Quand toutes les normes s’effondrent, on court le risque d’être complice des pires choses. Pour l’éviter, pour continuer à distinguer le bien du mal, il faut penser par soi-même. Cet acte n’est pas réservé à une élite ; émettre un jugement, prendre ses responsabilités, chacun peut le faire. Encore faut-il en avoir la volonté …

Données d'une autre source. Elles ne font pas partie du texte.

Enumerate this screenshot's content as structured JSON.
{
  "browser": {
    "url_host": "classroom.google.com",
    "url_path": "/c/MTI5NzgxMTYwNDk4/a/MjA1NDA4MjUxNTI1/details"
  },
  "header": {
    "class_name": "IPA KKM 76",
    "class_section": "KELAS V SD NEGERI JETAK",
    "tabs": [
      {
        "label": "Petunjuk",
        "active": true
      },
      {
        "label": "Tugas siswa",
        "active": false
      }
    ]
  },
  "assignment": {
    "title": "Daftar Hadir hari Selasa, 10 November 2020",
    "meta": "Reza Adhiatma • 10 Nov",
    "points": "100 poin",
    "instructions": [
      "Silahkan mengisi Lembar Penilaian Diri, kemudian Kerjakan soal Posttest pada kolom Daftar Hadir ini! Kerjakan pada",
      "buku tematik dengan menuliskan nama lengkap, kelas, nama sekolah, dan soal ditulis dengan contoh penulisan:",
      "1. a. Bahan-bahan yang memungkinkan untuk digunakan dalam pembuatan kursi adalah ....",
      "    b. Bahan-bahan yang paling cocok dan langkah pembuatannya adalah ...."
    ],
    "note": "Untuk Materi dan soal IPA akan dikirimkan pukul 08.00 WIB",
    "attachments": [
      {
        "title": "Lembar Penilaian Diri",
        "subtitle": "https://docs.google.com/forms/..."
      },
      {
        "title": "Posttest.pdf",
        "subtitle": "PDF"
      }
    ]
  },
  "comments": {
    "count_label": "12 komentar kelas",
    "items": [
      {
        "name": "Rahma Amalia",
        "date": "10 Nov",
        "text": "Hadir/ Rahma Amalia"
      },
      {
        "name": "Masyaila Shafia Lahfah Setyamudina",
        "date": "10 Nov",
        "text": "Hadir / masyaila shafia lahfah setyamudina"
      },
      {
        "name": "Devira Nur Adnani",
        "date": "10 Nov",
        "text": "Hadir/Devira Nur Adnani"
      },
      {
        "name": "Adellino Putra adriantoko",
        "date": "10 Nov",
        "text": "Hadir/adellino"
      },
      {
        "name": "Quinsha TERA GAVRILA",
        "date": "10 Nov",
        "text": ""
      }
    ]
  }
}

« La morale concerne l’individu dans sa singularité. Le critère de ce qui est juste et injuste, la réponse à la question, que dois-je faire ? ne dépendent en dernière analyse ni des us et coutumes que je partage avec ceux qui m’entourent, ni d’un commandement d’origine divine ou humaine, mais de ce que je décide en me considérant. Autrement dit, si je ne peux pas accomplir certaines choses, c’est parce que, si je les faisais, je ne pourrais plus vivre avec moi-même. Ce vivre-avec-moi est davantage que le conscient [Consciousness], davantage que la connaissance directe de moi-même [self-awareness] qui m’accompagne dans tout ce que je fais et dans tout ce que j’affirme être. Être avec moi-même et juger par moi-même s’articulent et s’actualisent dans les processus de pensée, et chaque processus de pensée est une activité au cours de laquelle je me parle de ce qui se trouve me concerner. Le mode d’existence qui est présent dans ce dialogue silencieux, je l’appelle maintenant solitude. La solitude représente donc davantage que les modes d’être seul, en particulier et surtout l’esseulement et l’isolement, et elle est différente d’eux. » (p. 125)

L’auteur

La pensée philosophique et politique d’Hannah Arendt (1906-1975) philosophe, politologue et journaliste allemande naturalisée américaine occupe une place importante dans la réflexion politique et philosophique contemporaine. Si ses travaux sur les origines du totalitarisme et la condition de l’homme moderne ont fait date, son livre « Eichmann à Jérusalem », publié après le procès du nazi Adolf Eichmann, a suscité de vives controverses. Le concept de « banalité du mal » ne va pas de soi.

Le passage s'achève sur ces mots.